We want the data transmission to be as easy for the people providing it to us as possible. But the thing we don’t want is to lose the connection we have with those people. Even if you have really good data coming in, you’re always going to have questions about what it means. And nothing replaces being able to call up a doctor’s office, when you are seeing something unusual, and just being able to say, “What do you think is going on?" And these guys in addition, when they see something that’s unusual or something they don’t understand, they have the phone number of somebody at the health department, so I think they are more likely to call. We don’t want to lose that.

I’m imagining that there are Purell dispensers everywhere at CDC. Is that a fair guess?

No. I mean there are, there are Purell dispensers by the elevator and I’ve got a bottle of Purell up in one of my drawers somewhere. We’re all conscious of trying to stay healthy, and good hand hygiene and things like that, but we’re not uber-paranoid or anything. We want people to stay healthy because we want them to work through flu season.

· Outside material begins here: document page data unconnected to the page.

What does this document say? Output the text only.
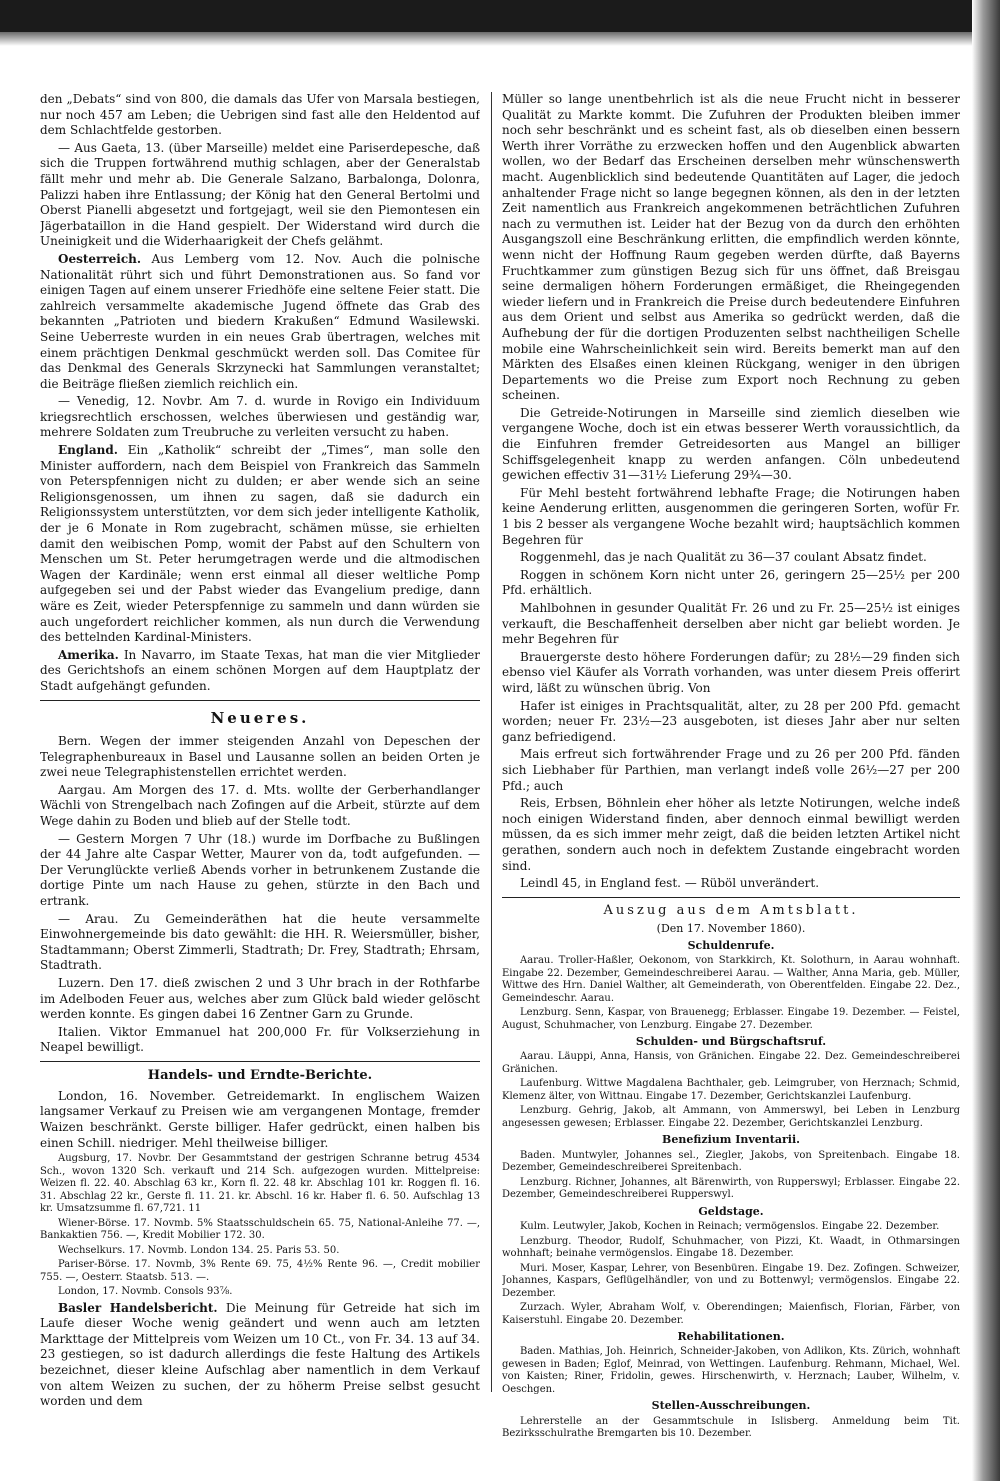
den „Debats“ sind von 800, die damals das Ufer von Marsala bestiegen, nur noch 457 am Leben; die Uebrigen sind fast alle den Heldentod auf dem Schlachtfelde gestorben.

— Aus Gaeta, 13. (über Marseille) meldet eine Pariserdepesche, daß sich die Truppen fortwährend muthig schlagen, aber der Generalstab fällt mehr und mehr ab. Die Generale Salzano, Barbalonga, Dolonra, Palizzi haben ihre Entlassung; der König hat den General Bertolmi und Oberst Pianelli abgesetzt und fortgejagt, weil sie den Piemontesen ein Jägerbataillon in die Hand gespielt. Der Widerstand wird durch die Uneinigkeit und die Widerhaarigkeit der Chefs gelähmt.

Oesterreich. Aus Lemberg vom 12. Nov. Auch die polnische Nationalität rührt sich und führt Demonstrationen aus. So fand vor einigen Tagen auf einem unserer Friedhöfe eine seltene Feier statt. Die zahlreich versammelte akademische Jugend öffnete das Grab des bekannten „Patrioten und biedern Krakußen“ Edmund Wasilewski. Seine Ueberreste wurden in ein neues Grab übertragen, welches mit einem prächtigen Denkmal geschmückt werden soll. Das Comitee für das Denkmal des Generals Skrzynecki hat Sammlungen veranstaltet; die Beiträge fließen ziemlich reichlich ein.

— Venedig, 12. Novbr. Am 7. d. wurde in Rovigo ein Individuum kriegsrechtlich erschossen, welches überwiesen und geständig war, mehrere Soldaten zum Treubruche zu verleiten versucht zu haben.

England. Ein „Katholik“ schreibt der „Times“, man solle den Minister auffordern, nach dem Beispiel von Frankreich das Sammeln von Peterspfennigen nicht zu dulden; er aber wende sich an seine Religionsgenossen, um ihnen zu sagen, daß sie dadurch ein Religionssystem unterstützten, vor dem sich jeder intelligente Katholik, der je 6 Monate in Rom zugebracht, schämen müsse, sie erhielten damit den weibischen Pomp, womit der Pabst auf den Schultern von Menschen um St. Peter herumgetragen werde und die altmodischen Wagen der Kardinäle; wenn erst einmal all dieser weltliche Pomp aufgegeben sei und der Pabst wieder das Evangelium predige, dann wäre es Zeit, wieder Peterspfennige zu sammeln und dann würden sie auch ungefordert reichlicher kommen, als nun durch die Verwendung des bettelnden Kardinal-Ministers.

Amerika. In Navarro, im Staate Texas, hat man die vier Mitglieder des Gerichtshofs an einem schönen Morgen auf dem Hauptplatz der Stadt aufgehängt gefunden.

Neueres.

Bern. Wegen der immer steigenden Anzahl von Depeschen der Telegraphenbureaux in Basel und Lausanne sollen an beiden Orten je zwei neue Telegraphistenstellen errichtet werden.

Aargau. Am Morgen des 17. d. Mts. wollte der Gerberhandlanger Wächli von Strengelbach nach Zofingen auf die Arbeit, stürzte auf dem Wege dahin zu Boden und blieb auf der Stelle todt.

— Gestern Morgen 7 Uhr (18.) wurde im Dorfbache zu Bußlingen der 44 Jahre alte Caspar Wetter, Maurer von da, todt aufgefunden. — Der Verunglückte verließ Abends vorher in betrunkenem Zustande die dortige Pinte um nach Hause zu gehen, stürzte in den Bach und ertrank.

— Arau. Zu Gemeinderäthen hat die heute versammelte Einwohnergemeinde bis dato gewählt: die HH. R. Weiersmüller, bisher, Stadtammann; Oberst Zimmerli, Stadtrath; Dr. Frey, Stadtrath; Ehrsam, Stadtrath.

Luzern. Den 17. dieß zwischen 2 und 3 Uhr brach in der Rothfarbe im Adelboden Feuer aus, welches aber zum Glück bald wieder gelöscht werden konnte. Es gingen dabei 16 Zentner Garn zu Grunde.

Italien. Viktor Emmanuel hat 200,000 Fr. für Volkserziehung in Neapel bewilligt.

Handels- und Erndte-Berichte.

London, 16. November. Getreidemarkt. In englischem Waizen langsamer Verkauf zu Preisen wie am vergangenen Montage, fremder Waizen beschränkt. Gerste billiger. Hafer gedrückt, einen halben bis einen Schill. niedriger. Mehl theilweise billiger.

Augsburg, 17. Novbr. Der Gesammtstand der gestrigen Schranne betrug 4534 Sch., wovon 1320 Sch. verkauft und 214 Sch. aufgezogen wurden. Mittelpreise: Weizen fl. 22. 40. Abschlag 63 kr., Korn fl. 22. 48 kr. Abschlag 101 kr. Roggen fl. 16. 31. Abschlag 22 kr., Gerste fl. 11. 21. kr. Abschl. 16 kr. Haber fl. 6. 50. Aufschlag 13 kr. Umsatzsumme fl. 67,721. 11

Wiener-Börse. 17. Novmb. 5% Staatsschuldschein 65. 75, National-Anleihe 77. —, Bankaktien 756. —, Kredit Mobilier 172. 30.

Wechselkurs. 17. Novmb. London 134. 25. Paris 53. 50.

Pariser-Börse. 17. Novmb, 3% Rente 69. 75, 4½% Rente 96. —, Credit mobilier 755. —, Oesterr. Staatsb. 513. —.

London, 17. Novmb. Consols 93⅞.

Basler Handelsbericht. Die Meinung für Getreide hat sich im Laufe dieser Woche wenig geändert und wenn auch am letzten Markttage der Mittelpreis vom Weizen um 10 Ct., von Fr. 34. 13 auf 34. 23 gestiegen, so ist dadurch allerdings die feste Haltung des Artikels bezeichnet, dieser kleine Aufschlag aber namentlich in dem Verkauf von altem Weizen zu suchen, der zu höherm Preise selbst gesucht worden und dem

Müller so lange unentbehrlich ist als die neue Frucht nicht in besserer Qualität zu Markte kommt. Die Zufuhren der Produkten bleiben immer noch sehr beschränkt und es scheint fast, als ob dieselben einen bessern Werth ihrer Vorräthe zu erzwecken hoffen und den Augenblick abwarten wollen, wo der Bedarf das Erscheinen derselben mehr wünschenswerth macht. Augenblicklich sind bedeutende Quantitäten auf Lager, die jedoch anhaltender Frage nicht so lange begegnen können, als den in der letzten Zeit namentlich aus Frankreich angekommenen beträchtlichen Zufuhren nach zu vermuthen ist. Leider hat der Bezug von da durch den erhöhten Ausgangszoll eine Beschränkung erlitten, die empfindlich werden könnte, wenn nicht der Hoffnung Raum gegeben werden dürfte, daß Bayerns Fruchtkammer zum günstigen Bezug sich für uns öffnet, daß Breisgau seine dermaligen höhern Forderungen ermäßiget, die Rheingegenden wieder liefern und in Frankreich die Preise durch bedeutendere Einfuhren aus dem Orient und selbst aus Amerika so gedrückt werden, daß die Aufhebung der für die dortigen Produzenten selbst nachtheiligen Schelle mobile eine Wahrscheinlichkeit sein wird. Bereits bemerkt man auf den Märkten des Elsaßes einen kleinen Rückgang, weniger in den übrigen Departements wo die Preise zum Export noch Rechnung zu geben scheinen.

Die Getreide-Notirungen in Marseille sind ziemlich dieselben wie vergangene Woche, doch ist ein etwas besserer Werth voraussichtlich, da die Einfuhren fremder Getreidesorten aus Mangel an billiger Schiffsgelegenheit knapp zu werden anfangen. Cöln unbedeutend gewichen effectiv 31—31½ Lieferung 29¾—30.

Für Mehl besteht fortwährend lebhafte Frage; die Notirungen haben keine Aenderung erlitten, ausgenommen die geringeren Sorten, wofür Fr. 1 bis 2 besser als vergangene Woche bezahlt wird; hauptsächlich kommen Begehren für

Roggenmehl, das je nach Qualität zu 36—37 coulant Absatz findet.

Roggen in schönem Korn nicht unter 26, geringern 25—25½ per 200 Pfd. erhältlich.

Mahlbohnen in gesunder Qualität Fr. 26 und zu Fr. 25—25½ ist einiges verkauft, die Beschaffenheit derselben aber nicht gar beliebt worden. Je mehr Begehren für

Brauergerste desto höhere Forderungen dafür; zu 28½—29 finden sich ebenso viel Käufer als Vorrath vorhanden, was unter diesem Preis offerirt wird, läßt zu wünschen übrig. Von

Hafer ist einiges in Prachtsqualität, alter, zu 28 per 200 Pfd. gemacht worden; neuer Fr. 23½—23 ausgeboten, ist dieses Jahr aber nur selten ganz befriedigend.

Mais erfreut sich fortwährender Frage und zu 26 per 200 Pfd. fänden sich Liebhaber für Parthien, man verlangt indeß volle 26½—27 per 200 Pfd.; auch

Reis, Erbsen, Böhnlein eher höher als letzte Notirungen, welche indeß noch einigen Widerstand finden, aber dennoch einmal bewilligt werden müssen, da es sich immer mehr zeigt, daß die beiden letzten Artikel nicht gerathen, sondern auch noch in defektem Zustande eingebracht worden sind.

Leindl 45, in England fest. — Rüböl unverändert.

Auszug aus dem Amtsblatt.
(Den 17. November 1860).
Schuldenrufe.

Aarau. Troller-Haßler, Oekonom, von Starkkirch, Kt. Solothurn, in Aarau wohnhaft. Eingabe 22. Dezember, Gemeindeschreiberei Aarau. — Walther, Anna Maria, geb. Müller, Wittwe des Hrn. Daniel Walther, alt Gemeinderath, von Oberentfelden. Eingabe 22. Dez., Gemeindeschr. Aarau.

Lenzburg. Senn, Kaspar, von Brauenegg; Erblasser. Eingabe 19. Dezember. — Feistel, August, Schuhmacher, von Lenzburg. Eingabe 27. Dezember.

Schulden- und Bürgschaftsruf.

Aarau. Läuppi, Anna, Hansis, von Gränichen. Eingabe 22. Dez. Gemeindeschreiberei Gränichen.

Laufenburg. Wittwe Magdalena Bachthaler, geb. Leimgruber, von Herznach; Schmid, Klemenz älter, von Wittnau. Eingabe 17. Dezember, Gerichtskanzlei Laufenburg.

Lenzburg. Gehrig, Jakob, alt Ammann, von Ammerswyl, bei Leben in Lenzburg angesessen gewesen; Erblasser. Eingabe 22. Dezember, Gerichtskanzlei Lenzburg.

Benefizium Inventarii.

Baden. Muntwyler, Johannes sel., Ziegler, Jakobs, von Spreitenbach. Eingabe 18. Dezember, Gemeindeschreiberei Spreitenbach.

Lenzburg. Richner, Johannes, alt Bärenwirth, von Rupperswyl; Erblasser. Eingabe 22. Dezember, Gemeindeschreiberei Rupperswyl.

Geldstage.

Kulm. Leutwyler, Jakob, Kochen in Reinach; vermögenslos. Eingabe 22. Dezember.

Lenzburg. Theodor, Rudolf, Schuhmacher, von Pizzi, Kt. Waadt, in Othmarsingen wohnhaft; beinahe vermögenslos. Eingabe 18. Dezember.

Muri. Moser, Kaspar, Lehrer, von Besenbüren. Eingabe 19. Dez. Zofingen. Schweizer, Johannes, Kaspars, Geflügelhändler, von und zu Bottenwyl; vermögenslos. Eingabe 22. Dezember.

Zurzach. Wyler, Abraham Wolf, v. Oberendingen; Maienfisch, Florian, Färber, von Kaiserstuhl. Eingabe 20. Dezember.

Rehabilitationen.

Baden. Mathias, Joh. Heinrich, Schneider-Jakoben, von Adlikon, Kts. Zürich, wohnhaft gewesen in Baden; Eglof, Meinrad, von Wettingen. Laufenburg. Rehmann, Michael, Wel. von Kaisten; Riner, Fridolin, gewes. Hirschenwirth, v. Herznach; Lauber, Wilhelm, v. Oeschgen.

Stellen-Ausschreibungen.

Lehrerstelle an der Gesammtschule in Islisberg. Anmeldung beim Tit. Bezirksschulrathe Bremgarten bis 10. Dezember.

When did you realize this winter was going to be a severe flu season?

It’s not one of those things when you have an "a-ha" moment and say, “Oh my gosh, this is going to be bad.” It sort of builds gradually. The fact that we never got down to less than 1 percent [of our samples] testing positive for flu during the summer sort of gave me a not-so-good feeling. It usually gets down below 1 percent and I think the lowest we got was maybe 3 percent over the whole summer. And we were starting to see these H3N2 viruses and we were starting to hear from our colleagues in Australia and New Zealand that they had a fairly severe flu season, and those viruses are what circulated there.

What do you make of companies like Target who mine sales records for hints of people’s health states—like if they are pregnant or not? Are there any of these “big data” implications for national public health? For flu tracking?

There’s a lot of things that are surrogates for something else. If you tracked Kleenex sales, you’ll probably track the flu seasons. We joke that anything can really track the flu season if you really want to make it. While some of that stuff is interesting and there are implications financially for some things, we can only do so much. So we’re sticking to the stuff that’s closer to the actual source, which for us are the viruses.